20.The US has lost six nuclear weapons, and they’ve had 32 official “broken arrow” nuclear weapon accidents. And we don’t have good numbers on how many Soviet nuclear weapons have been lost. Former secretary of the Russian Security Council, General Alexander Lebed, once claimed there might be over 100, though Russian officials denied this.
21.This one’s more of a creepy coincidence than a disturbing fact, but it still freaks me out. While Michael Jackson was playing for 3,000 fans at Shrine Auditorium in LA in a filmed performance for a Pepsi ad, a pyrotechnics display was set off too early, setting Jackson’s hair on fire. He was rushed to the hospital, having suffered second-degree burns. The creepy part? This happened almost exactly halfway through his life. He was 25 years, four months, and 29 days old. About twenty-five years, four months, and 29 days later, he’d be dead.
22.Speaking of Jackson — the like “Annie, are you okay?” from “Smooth Criminal” was said to be inspired by the CPR dummy, which actually has a name: Resusci Anne. The dummy’s face is based on a 16-year-old woman’s corpse that was pulled from the Seine in Paris in the 1880s. The pathologist who performed the autopsy made a plaster mask of her face, which became famous as “L’Inconnue de la Seine” (the unknown woman of the Seine) in France. When the first CPR dummy was created, one of its inventors was inspired by a L’Inconnue de la Seine mask after seeing it in a friend’s home. Oh, and ever wonder why the CPR dummy was originally a woman? Most doctors were male, and the inventors thought they’d prefer to press their lips to a fake woman’s lips rather than a fake man’s lips.

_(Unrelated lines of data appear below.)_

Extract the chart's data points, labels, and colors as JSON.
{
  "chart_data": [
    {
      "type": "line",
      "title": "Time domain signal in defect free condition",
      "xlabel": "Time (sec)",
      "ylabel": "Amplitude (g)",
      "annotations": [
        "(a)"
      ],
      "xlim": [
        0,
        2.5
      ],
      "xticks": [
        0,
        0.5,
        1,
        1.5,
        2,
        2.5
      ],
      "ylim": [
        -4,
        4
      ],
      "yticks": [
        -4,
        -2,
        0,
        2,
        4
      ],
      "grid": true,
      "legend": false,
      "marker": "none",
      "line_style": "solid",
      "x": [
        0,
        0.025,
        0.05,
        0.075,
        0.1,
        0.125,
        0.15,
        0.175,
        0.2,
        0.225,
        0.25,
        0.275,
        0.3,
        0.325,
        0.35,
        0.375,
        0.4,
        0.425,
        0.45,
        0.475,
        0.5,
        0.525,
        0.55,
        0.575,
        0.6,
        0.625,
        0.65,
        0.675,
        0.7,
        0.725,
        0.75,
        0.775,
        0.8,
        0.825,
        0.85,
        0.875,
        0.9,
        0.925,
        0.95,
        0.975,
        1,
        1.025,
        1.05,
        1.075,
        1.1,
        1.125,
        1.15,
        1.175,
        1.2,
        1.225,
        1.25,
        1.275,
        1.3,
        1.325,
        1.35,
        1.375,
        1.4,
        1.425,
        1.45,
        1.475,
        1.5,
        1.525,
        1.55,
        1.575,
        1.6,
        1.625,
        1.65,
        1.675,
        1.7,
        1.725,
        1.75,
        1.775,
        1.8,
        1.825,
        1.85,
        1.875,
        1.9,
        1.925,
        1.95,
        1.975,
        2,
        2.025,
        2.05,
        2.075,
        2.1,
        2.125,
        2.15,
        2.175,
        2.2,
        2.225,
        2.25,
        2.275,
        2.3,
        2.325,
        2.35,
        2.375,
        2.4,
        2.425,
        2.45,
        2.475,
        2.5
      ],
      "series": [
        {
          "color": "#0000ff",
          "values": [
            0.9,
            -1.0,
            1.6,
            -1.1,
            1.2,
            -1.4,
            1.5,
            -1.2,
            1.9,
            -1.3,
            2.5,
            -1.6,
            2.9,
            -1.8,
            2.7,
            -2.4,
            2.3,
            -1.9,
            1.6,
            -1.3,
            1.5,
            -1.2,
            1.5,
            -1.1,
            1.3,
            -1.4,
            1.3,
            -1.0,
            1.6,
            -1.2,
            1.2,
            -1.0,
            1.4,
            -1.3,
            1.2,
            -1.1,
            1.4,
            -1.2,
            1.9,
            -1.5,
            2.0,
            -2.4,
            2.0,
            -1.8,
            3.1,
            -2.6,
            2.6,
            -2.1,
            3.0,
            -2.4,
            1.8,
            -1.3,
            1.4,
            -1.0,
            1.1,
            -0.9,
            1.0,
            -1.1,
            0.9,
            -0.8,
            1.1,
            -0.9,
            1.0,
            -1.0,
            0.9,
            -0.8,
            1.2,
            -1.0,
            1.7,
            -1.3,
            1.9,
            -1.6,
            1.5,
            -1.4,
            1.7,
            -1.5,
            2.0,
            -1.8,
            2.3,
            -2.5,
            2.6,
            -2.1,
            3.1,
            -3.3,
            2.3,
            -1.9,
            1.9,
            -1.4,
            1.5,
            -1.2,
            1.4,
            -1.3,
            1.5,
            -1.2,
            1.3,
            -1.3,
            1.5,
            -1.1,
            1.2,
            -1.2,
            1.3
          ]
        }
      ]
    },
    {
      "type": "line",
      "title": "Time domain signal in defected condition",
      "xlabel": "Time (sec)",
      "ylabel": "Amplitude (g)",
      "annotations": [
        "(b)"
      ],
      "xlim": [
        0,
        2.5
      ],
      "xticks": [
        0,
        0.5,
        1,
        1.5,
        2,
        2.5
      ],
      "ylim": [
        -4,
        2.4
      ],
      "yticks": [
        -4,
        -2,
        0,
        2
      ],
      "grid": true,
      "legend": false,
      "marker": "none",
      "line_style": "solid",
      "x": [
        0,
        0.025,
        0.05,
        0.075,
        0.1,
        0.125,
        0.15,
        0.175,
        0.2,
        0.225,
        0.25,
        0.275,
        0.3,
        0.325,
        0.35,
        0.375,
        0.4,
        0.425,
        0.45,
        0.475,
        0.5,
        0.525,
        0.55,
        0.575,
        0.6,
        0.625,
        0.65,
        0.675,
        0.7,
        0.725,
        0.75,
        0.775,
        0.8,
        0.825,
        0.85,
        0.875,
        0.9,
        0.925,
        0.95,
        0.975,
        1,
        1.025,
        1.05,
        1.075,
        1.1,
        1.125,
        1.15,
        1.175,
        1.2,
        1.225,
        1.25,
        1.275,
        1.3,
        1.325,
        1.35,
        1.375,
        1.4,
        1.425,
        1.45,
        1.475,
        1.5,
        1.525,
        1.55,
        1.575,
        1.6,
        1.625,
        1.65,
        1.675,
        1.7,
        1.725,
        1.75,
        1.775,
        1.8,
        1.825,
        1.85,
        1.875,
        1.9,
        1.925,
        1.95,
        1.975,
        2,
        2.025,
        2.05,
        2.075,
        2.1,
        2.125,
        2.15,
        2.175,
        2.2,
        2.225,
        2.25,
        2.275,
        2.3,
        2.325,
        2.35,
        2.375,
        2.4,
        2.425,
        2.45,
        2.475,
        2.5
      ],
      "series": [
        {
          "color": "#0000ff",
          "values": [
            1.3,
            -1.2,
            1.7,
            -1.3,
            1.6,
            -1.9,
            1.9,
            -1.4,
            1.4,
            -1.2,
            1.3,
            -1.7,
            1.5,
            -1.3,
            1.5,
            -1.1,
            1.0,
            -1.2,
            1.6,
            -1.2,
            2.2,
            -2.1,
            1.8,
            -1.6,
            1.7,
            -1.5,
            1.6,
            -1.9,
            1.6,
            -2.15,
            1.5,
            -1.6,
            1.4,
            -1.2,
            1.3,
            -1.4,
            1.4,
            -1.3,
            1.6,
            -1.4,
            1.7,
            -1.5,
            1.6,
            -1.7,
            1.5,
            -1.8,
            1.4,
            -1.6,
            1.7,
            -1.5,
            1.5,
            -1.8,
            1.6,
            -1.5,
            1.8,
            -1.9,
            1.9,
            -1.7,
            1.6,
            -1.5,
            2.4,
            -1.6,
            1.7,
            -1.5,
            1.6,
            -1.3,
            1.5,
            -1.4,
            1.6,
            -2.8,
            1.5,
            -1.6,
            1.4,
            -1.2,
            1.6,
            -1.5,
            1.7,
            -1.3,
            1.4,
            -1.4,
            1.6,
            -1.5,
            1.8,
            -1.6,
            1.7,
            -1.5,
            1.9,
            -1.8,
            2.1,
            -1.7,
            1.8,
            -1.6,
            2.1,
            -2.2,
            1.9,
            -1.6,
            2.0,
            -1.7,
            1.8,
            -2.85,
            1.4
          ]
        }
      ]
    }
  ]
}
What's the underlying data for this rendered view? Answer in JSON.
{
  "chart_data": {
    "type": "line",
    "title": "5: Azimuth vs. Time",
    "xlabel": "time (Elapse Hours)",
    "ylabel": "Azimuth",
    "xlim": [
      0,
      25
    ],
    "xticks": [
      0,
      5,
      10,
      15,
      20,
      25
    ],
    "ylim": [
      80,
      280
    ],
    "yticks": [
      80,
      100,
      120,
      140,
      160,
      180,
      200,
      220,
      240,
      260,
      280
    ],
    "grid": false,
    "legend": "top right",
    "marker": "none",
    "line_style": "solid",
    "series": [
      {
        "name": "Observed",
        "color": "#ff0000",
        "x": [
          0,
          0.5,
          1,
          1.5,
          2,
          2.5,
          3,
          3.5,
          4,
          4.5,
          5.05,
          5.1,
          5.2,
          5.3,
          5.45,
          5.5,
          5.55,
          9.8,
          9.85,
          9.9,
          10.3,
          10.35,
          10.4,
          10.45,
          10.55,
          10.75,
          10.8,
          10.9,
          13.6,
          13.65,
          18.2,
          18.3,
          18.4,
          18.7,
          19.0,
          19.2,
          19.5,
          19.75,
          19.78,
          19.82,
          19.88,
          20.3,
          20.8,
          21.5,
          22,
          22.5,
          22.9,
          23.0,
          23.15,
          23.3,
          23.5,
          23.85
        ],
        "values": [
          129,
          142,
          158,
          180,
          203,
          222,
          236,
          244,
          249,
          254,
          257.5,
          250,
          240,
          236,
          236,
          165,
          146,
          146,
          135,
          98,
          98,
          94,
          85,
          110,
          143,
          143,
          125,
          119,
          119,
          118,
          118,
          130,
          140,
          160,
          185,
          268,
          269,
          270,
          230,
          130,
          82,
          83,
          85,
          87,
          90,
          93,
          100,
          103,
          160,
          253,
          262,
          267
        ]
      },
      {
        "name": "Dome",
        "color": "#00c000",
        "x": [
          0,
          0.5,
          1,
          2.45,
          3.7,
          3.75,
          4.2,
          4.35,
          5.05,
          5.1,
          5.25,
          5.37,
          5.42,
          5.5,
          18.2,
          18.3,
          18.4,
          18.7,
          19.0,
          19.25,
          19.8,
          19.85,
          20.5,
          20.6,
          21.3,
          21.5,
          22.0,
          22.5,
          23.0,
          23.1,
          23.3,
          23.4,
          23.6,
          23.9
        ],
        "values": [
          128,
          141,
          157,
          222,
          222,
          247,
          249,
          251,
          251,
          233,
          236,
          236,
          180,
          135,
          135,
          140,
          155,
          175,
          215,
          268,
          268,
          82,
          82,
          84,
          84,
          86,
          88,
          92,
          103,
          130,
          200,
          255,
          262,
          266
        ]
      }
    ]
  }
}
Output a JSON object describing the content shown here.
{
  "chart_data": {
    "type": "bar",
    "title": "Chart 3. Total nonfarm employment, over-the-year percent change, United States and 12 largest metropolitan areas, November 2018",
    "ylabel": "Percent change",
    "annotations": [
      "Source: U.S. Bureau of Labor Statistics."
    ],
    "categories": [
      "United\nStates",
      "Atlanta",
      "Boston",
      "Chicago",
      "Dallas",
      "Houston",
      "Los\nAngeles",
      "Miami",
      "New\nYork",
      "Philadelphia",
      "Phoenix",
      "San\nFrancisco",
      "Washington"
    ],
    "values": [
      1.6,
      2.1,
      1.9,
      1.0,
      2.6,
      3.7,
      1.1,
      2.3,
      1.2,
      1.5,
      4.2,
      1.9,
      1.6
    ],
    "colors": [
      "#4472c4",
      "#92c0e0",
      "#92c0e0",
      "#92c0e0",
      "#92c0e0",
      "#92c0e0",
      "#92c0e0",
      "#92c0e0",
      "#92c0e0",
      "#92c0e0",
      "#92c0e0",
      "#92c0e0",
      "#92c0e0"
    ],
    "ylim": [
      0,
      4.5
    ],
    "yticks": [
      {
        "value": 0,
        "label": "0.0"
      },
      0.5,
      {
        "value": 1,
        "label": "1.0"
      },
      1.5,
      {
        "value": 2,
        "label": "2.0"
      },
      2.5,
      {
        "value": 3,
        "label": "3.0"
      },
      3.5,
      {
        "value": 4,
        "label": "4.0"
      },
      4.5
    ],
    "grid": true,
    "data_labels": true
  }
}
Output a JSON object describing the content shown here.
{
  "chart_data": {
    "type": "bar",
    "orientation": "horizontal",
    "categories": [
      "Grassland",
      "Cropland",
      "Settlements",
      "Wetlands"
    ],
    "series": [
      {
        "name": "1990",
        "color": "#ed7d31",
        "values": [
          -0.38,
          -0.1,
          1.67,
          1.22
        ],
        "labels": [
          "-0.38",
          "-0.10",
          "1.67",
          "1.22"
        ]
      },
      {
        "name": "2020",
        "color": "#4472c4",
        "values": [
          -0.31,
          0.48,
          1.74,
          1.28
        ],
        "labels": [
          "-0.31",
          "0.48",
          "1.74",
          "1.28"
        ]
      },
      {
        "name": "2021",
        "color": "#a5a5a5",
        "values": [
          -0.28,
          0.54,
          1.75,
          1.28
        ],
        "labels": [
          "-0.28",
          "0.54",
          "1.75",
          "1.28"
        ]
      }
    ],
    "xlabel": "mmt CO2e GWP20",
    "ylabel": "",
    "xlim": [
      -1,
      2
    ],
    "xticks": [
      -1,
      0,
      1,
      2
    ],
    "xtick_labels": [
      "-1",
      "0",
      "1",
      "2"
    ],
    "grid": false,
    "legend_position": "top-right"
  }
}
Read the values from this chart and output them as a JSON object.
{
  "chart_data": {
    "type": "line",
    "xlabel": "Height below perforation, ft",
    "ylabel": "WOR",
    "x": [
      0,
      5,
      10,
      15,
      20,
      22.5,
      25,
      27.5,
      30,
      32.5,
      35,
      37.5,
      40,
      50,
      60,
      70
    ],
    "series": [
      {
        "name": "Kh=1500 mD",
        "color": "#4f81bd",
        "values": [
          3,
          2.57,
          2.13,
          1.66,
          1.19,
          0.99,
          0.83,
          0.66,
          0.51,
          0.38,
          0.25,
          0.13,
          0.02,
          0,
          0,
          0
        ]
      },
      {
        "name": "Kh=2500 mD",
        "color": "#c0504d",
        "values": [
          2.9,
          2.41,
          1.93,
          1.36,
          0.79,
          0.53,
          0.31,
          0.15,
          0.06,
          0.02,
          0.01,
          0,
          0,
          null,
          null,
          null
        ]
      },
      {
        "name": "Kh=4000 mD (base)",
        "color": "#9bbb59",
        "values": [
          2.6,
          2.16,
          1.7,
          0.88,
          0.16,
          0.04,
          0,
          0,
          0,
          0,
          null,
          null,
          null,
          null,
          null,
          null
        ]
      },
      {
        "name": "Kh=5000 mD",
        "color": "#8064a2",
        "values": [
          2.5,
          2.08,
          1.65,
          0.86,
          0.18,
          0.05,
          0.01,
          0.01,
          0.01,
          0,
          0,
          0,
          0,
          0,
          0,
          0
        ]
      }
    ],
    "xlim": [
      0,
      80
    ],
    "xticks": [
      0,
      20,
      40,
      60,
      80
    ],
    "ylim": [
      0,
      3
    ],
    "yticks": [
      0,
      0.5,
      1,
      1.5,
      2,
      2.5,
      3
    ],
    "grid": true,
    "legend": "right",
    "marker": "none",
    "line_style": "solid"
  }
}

23.And finally, one last wildly disturbing fact…slavery is still widespread today. In fact, one in every 200 people is enslaved — over 40 million people. This is over three times as many people as were enslaved during the entirety of the transatlantic slave trade. Modern slavery (which is most common in Africa and Asia but occurs in every single country) often includes forced labor, forced marriage, and sex trafficking. The slavery industry makes around $150 billion a year.